Zeiteinteilung, Raumbesetzung, Körpereinsatz: So müßten die Grundbegriffe einer Ethnologie des Strandes lauten. Zwei junge Frauen hatten mich kurze Zeit zuvor auf diese Spur gebracht. Sie hatten sich in gelenkigem Körperschwung aufgerichtet, die Oberteile ihrer Bikinis wieder angelegt, um ihre Kinder zu rufen und an einem Nebentisch den gleichen thailändischen Salat zu bestellen, den ich schon gekostet hatte. Die Zeiteinteilung am Meer ist überaus konventionell. Morgens ist der Strand dünn bevölkert. Mittags wird gegessen. Die Spitzenzeiten liegen am Nachmittag. Recht früh kehrt man dann nach Hause oder ins Hotel zurück.

Durch die charakteristische Inaktivität des Strandlebens (die ausgestreckte Körperhaltung ist unerläßlich, es gibt wenig Hin und Her zwischen den Gruppen, ab und an lassen die Jungen ein Wort fallen) wird das Vergehen der Zeit sinnlich erfahrbar: Man ermißt die Länge der Minuten, die Kürze der Stunden. Die Zeit wird mit einem Mal konkret. Es ist das Wunder des schönen Wetters, das der Zeit einen Körper gibt. Was folgt, sind Temperamentsfragen. Die einen (sie sind in der Mehrheit) knüpfen mit einer gewissen Erleichterung an die Gewohnheiten an („sieben Uhr, gehen wir einen Aperitif trinken“), die anderen (die Minderheit) brechen die Gewohnheit – sie möchten sich selbst als die Happy-few sehen: „Schon sieben! Wer hätte das gedacht, es ist noch so schön, so hell. Und alle sind schon weg, das sollten wir ausnutzen.“ Aber es gibt niemanden, für den die Minuten nicht zählen. Am Strand fühlen die Sommerfrischler, wie die Zeit vergeht. Sie finden ihre Dichte wieder, und diese Dichte verschafft ihnen ein Gefühl von Kindheit: eine Art Dauer.

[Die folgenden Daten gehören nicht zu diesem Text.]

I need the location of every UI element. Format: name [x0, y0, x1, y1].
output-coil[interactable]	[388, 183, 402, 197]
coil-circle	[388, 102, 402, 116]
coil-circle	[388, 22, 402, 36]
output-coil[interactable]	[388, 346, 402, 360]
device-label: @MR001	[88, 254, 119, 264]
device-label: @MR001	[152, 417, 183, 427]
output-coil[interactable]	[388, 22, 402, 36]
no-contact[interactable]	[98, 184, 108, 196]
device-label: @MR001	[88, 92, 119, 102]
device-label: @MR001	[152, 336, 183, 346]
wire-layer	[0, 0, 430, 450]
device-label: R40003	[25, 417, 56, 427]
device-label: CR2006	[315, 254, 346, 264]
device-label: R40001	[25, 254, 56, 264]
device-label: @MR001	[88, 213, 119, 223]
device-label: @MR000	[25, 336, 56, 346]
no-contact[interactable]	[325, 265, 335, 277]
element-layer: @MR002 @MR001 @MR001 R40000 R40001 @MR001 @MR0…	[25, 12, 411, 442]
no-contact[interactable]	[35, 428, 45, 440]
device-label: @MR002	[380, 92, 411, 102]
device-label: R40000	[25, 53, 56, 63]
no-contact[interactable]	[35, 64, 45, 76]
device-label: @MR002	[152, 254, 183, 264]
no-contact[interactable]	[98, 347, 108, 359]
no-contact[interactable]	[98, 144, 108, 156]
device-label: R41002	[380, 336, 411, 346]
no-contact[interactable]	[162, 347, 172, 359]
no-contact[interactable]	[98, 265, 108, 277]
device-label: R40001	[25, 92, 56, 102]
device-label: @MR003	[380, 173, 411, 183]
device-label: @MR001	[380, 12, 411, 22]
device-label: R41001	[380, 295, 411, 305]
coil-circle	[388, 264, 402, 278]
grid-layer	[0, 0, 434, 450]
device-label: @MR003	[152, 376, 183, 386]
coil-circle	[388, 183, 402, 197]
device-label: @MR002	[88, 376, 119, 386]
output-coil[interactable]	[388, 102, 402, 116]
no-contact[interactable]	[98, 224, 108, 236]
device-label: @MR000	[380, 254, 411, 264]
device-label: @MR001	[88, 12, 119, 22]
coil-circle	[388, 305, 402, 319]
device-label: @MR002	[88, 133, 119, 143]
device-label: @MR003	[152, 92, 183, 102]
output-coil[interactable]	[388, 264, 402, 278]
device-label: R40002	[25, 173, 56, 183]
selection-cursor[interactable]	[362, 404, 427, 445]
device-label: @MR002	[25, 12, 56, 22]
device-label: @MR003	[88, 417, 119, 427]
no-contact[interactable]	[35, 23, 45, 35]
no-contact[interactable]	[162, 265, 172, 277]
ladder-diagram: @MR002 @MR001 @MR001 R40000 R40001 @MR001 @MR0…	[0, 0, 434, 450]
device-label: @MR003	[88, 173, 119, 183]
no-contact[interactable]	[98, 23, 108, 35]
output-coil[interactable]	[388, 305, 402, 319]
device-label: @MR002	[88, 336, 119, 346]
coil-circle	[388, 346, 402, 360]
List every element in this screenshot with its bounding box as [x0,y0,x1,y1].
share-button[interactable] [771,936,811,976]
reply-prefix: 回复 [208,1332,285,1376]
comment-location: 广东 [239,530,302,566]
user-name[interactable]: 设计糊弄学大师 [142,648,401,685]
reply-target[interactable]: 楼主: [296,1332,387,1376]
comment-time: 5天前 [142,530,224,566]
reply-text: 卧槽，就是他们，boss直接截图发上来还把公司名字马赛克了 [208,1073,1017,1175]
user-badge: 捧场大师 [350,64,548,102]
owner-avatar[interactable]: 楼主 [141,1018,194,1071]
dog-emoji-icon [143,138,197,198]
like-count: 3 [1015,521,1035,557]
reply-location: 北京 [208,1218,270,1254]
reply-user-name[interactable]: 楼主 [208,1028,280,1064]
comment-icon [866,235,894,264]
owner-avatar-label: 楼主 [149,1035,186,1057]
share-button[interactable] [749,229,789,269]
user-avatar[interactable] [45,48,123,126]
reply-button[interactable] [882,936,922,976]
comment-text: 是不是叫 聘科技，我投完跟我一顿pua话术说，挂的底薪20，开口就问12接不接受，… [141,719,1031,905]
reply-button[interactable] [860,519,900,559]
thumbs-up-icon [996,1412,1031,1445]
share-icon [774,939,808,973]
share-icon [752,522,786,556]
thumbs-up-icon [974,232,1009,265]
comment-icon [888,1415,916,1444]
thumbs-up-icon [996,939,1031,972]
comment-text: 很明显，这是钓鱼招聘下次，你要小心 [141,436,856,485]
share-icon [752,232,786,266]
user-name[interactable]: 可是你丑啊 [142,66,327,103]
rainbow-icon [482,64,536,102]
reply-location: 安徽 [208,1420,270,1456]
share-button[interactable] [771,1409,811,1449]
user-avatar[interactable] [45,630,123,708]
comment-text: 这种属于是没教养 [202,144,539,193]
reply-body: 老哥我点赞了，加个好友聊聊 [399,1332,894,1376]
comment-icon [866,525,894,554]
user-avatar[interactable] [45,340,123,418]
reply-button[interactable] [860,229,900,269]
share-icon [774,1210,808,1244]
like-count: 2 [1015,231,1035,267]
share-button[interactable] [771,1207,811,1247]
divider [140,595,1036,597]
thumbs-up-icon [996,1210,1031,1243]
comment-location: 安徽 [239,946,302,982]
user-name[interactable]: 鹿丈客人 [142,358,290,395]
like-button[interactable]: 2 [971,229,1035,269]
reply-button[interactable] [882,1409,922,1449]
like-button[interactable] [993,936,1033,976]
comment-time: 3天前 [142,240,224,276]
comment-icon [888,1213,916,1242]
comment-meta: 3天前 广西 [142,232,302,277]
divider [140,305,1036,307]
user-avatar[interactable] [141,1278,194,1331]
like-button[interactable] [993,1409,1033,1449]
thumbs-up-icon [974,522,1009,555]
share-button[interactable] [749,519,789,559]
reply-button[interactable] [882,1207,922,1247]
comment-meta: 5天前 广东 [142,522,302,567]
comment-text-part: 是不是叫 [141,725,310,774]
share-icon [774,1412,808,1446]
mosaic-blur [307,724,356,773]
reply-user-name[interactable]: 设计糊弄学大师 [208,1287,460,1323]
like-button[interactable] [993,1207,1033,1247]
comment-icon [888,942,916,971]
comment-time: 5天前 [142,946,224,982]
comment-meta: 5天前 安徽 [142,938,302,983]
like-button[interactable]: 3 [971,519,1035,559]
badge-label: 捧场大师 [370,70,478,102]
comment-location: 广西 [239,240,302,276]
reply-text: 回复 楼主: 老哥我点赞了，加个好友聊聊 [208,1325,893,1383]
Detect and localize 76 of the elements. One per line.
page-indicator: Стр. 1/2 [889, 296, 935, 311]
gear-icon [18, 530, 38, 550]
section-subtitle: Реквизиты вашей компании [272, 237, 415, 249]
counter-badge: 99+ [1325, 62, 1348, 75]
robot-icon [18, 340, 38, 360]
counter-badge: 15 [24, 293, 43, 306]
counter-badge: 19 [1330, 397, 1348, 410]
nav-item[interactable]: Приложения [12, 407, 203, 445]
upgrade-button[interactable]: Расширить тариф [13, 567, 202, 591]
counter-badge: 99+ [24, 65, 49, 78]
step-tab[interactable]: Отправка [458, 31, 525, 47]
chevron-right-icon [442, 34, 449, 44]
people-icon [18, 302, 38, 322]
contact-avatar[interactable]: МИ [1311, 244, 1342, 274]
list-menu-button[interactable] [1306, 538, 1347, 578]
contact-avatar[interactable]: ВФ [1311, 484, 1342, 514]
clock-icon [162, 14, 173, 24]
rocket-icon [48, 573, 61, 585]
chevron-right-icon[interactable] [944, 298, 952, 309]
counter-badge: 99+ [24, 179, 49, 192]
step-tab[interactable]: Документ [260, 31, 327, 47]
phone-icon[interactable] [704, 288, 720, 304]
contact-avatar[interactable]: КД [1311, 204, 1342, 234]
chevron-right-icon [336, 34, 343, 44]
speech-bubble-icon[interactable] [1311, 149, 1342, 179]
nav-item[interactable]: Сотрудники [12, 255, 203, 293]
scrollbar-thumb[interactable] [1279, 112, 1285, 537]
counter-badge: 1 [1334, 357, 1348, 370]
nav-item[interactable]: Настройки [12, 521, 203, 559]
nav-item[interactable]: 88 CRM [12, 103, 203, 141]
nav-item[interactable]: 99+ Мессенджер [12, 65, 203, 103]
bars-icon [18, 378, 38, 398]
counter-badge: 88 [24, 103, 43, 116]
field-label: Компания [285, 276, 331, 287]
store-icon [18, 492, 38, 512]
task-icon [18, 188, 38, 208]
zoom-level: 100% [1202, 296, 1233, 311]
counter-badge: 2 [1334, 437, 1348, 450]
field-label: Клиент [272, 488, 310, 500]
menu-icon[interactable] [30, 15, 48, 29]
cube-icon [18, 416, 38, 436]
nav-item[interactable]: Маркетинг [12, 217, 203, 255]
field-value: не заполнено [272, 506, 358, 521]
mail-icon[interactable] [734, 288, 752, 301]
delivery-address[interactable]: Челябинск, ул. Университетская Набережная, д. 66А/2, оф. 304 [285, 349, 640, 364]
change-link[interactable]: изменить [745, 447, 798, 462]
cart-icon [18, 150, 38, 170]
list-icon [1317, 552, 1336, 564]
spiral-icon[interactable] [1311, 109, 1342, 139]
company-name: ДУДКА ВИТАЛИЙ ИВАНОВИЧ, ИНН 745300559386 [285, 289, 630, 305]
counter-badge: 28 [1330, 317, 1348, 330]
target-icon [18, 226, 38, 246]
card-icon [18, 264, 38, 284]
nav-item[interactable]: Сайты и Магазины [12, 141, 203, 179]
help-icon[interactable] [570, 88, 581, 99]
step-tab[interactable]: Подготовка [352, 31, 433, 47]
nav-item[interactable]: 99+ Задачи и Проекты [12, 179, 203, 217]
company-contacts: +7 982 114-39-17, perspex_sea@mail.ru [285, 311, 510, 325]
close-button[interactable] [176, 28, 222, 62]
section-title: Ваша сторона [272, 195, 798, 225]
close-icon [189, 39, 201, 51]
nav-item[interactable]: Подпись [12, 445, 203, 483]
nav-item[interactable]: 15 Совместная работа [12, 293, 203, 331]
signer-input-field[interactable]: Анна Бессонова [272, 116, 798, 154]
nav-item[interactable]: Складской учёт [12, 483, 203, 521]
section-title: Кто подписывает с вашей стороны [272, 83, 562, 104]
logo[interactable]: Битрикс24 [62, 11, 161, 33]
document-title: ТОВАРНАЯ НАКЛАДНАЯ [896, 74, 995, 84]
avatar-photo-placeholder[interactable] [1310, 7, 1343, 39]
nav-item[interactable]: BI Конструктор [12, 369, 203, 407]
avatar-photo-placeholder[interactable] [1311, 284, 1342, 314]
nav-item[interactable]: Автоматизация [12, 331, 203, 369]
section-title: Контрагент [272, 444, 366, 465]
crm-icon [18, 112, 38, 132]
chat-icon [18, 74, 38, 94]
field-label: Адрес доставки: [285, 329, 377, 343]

Diese Rückkehr zu den Quellen verlangt übrigens keine Kontaktaufnahme zum Meer, keine Verschmelzung mit dem Hauptelement. Zwar planschten an diesem brütend heißen Tag Ende Juni ausnahmslos alle Kinder, doch nur wenige Erwachsene schwammen ein paar Züge. Das Meer war für diese ausgestreckten Körper vor allem ein Klang, eine rauschende Nähe und manchmal auch (wenn ein gewisses Bewegungsbedürfnis entstand oder man sich umdrehte) Gegenstand eines ein wenig verlorenen Blicks. Am Meer gibt es nichts zu sehen außer dem Meer, auch wenn zuweilen ein Schiff oder ein Vogel die ruhige Fläche auflockern. Vom Strand aus kann man das Ufer nicht sehen, man sitzt ja drauf. Das Meer zu betrachten, heißt hier, ins Licht einzutauchen, sich daran zu blenden, und, wenn es nachläßt, seine geringsten Nuancen zu verzeichnen. Das Meer gibt der Zeit Farbe.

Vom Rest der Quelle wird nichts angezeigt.